Zata|3 for Talk Business (4/13, likely voters, no trendlines):
John Boozman (R): 46
Gilbert Baker (R): 14
Jim Holt (R): 8
Curtis Coleman (R): 5
Randy Alexander (R): 3
Kim Hendren (R): 3
Conrad Reynolds (R): 3
Fred Ramey (R): 1
Undecided: 17
(MoE: ±3%)
Talk Business is out with the Republican half of its poll of the Arkansas Senate primaries. Surprisingly, this seems to be the first public poll anyone has taken of the primary on the GOP side… which is fast-approaching on May 18 (which is shaping up as kind of the Super Tuesday of Senate primaries). What’s not surprising: Rep. John Boozman, a late entrant but the race’s lone heavyweight, is firm control of the race.
The one possible roadblock to Boozman: Arkansas is one of the handful of southern states that uses a runoff system (the runoff would be June 8). Boozman is closing in on the 50% mark, but if he falls short, he’d be forced into a two-man race. And against state Sen. Gilbert Baker, that could be competitive if Baker consolidated all the other non-Boozman votes (which are presumably from the anti-establishment, anti-DC, religious right and/or teabagger side of things).
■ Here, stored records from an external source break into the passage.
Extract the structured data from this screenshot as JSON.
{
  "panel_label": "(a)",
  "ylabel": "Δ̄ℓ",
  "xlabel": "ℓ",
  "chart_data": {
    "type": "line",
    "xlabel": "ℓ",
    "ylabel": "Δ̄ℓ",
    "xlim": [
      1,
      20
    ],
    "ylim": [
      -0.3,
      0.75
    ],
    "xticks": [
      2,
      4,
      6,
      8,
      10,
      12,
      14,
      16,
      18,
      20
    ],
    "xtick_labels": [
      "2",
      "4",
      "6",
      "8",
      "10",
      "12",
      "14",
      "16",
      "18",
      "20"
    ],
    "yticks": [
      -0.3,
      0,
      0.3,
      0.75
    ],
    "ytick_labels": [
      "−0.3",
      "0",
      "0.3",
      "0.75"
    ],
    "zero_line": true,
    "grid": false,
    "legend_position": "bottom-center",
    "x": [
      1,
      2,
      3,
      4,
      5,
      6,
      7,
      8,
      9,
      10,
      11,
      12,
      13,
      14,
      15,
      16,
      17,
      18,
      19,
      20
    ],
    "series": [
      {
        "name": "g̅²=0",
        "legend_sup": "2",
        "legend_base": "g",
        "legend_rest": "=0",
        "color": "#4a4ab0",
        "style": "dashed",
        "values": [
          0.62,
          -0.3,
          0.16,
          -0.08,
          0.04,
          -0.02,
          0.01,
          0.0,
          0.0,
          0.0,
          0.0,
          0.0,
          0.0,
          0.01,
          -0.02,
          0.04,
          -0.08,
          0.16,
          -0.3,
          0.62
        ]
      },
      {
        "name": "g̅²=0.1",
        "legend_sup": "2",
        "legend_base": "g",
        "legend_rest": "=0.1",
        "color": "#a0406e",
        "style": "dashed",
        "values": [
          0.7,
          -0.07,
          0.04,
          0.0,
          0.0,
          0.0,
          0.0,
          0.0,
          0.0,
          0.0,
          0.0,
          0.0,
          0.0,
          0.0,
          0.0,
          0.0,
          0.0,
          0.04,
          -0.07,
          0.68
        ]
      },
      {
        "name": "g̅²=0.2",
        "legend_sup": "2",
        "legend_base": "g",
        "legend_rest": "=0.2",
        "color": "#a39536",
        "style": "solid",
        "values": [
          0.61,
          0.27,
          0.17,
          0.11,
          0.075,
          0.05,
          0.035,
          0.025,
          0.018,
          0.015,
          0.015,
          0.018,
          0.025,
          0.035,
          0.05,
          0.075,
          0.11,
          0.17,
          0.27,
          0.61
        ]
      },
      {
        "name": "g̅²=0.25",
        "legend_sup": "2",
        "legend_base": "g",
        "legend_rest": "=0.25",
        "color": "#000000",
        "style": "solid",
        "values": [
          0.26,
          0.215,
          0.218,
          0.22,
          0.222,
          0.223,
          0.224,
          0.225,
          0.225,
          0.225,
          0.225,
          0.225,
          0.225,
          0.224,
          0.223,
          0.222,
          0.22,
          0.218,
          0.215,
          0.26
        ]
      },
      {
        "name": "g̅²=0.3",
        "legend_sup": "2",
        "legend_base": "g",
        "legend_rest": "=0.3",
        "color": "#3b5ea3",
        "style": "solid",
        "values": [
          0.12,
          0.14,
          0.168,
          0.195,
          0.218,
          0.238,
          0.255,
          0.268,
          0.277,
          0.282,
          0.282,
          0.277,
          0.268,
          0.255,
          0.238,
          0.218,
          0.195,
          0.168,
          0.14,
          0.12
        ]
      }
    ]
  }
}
Baker’s not counting himself out, clearly seeing that path with his switch to anti-insider rhetoric lately… and saying today that “No one gave Marco Rubio a chance when he challenged Charlie Crist.”
Take this with a grain of salt…. but… quite a few of my bar customers are from NW Arkansas and while they are very conservative Republicans and vote for Boozman, they have a universal feeling that he is not very bright.
That being said, dull and kind of slow might be preferable to the Gilbert Baker crazy train for many of them.
Remember that with the D-primary is contested, many Blue Dog Ds and Decline-to-state voters will be voting in the D primary; I wouldn’t be suprised if 40% or so of the R-primary electorite comes from Boozman’s district. He has a built in advantage here and you can see it from the primary numbers. Boozman and Baker’s (really all candidates) numbers both pretty closely track with the size of their constituencies when adjusted for likely participation in the R-primary.